En los espacios de trabajo, el liderazgo no solo se mide por la capacidad de tomar decisiones o de dirigir equipos, sino por la sensibilidad con la que se ejerce la autoridad. Sin embargo, en muchas instituciones, la empatía parece ser un valor secundario, especialmente cuando se trata de comprender experiencias ajenas.
El juicio fácil sobre las emociones en el ámbito laboral es una muestra de esto. Expresar inconformidad o frustración es visto como debilidad. Derramar lágrimas es sinónimo de fragilidad. Pero, ¿qué hay detrás de esa percepción?

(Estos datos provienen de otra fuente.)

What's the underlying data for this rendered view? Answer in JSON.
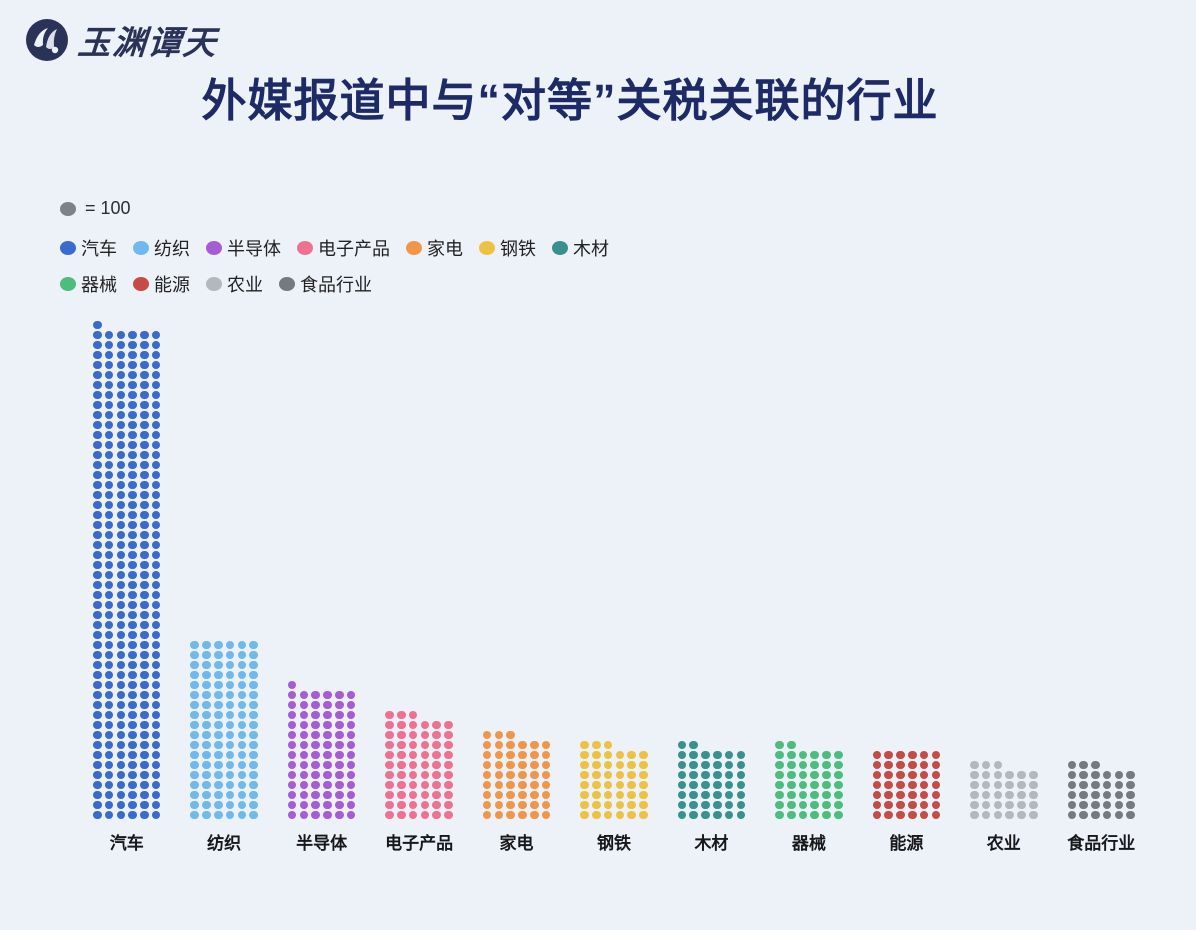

El uso del término "generación de cristal" para minimizar emociones y reacciones es un reflejo de una cultura que aún valora la dureza por encima de la inteligencia emocional. Es irónico que se exija "diálogo" sin permitir la palabra, que se hable de resiliencia mientras se invalida la experiencia del otro. Más preocupante aún es cuando quienes ostentan el poder utilizan su posición para reforzar estos discursos, sin detenerse a reflexionar sobre su propio ejercicio de liderazgo.
Es momento de cuestionar estos patrones. La fortaleza no reside en reprimir emociones, sino en reconocerlas y gestionarlas. La empatía no es sinónimo de debilidad, sino de una mejor gestión humana. Un verdadero líder no usa su voz para desacreditar, sino para escuchar, comprender y construir.
Si queremos ambientes laborales más justos, la pregunta no debería ser por qué alguien expresa lo que siente, sino por qué el entorno no está preparado para aceptarlo.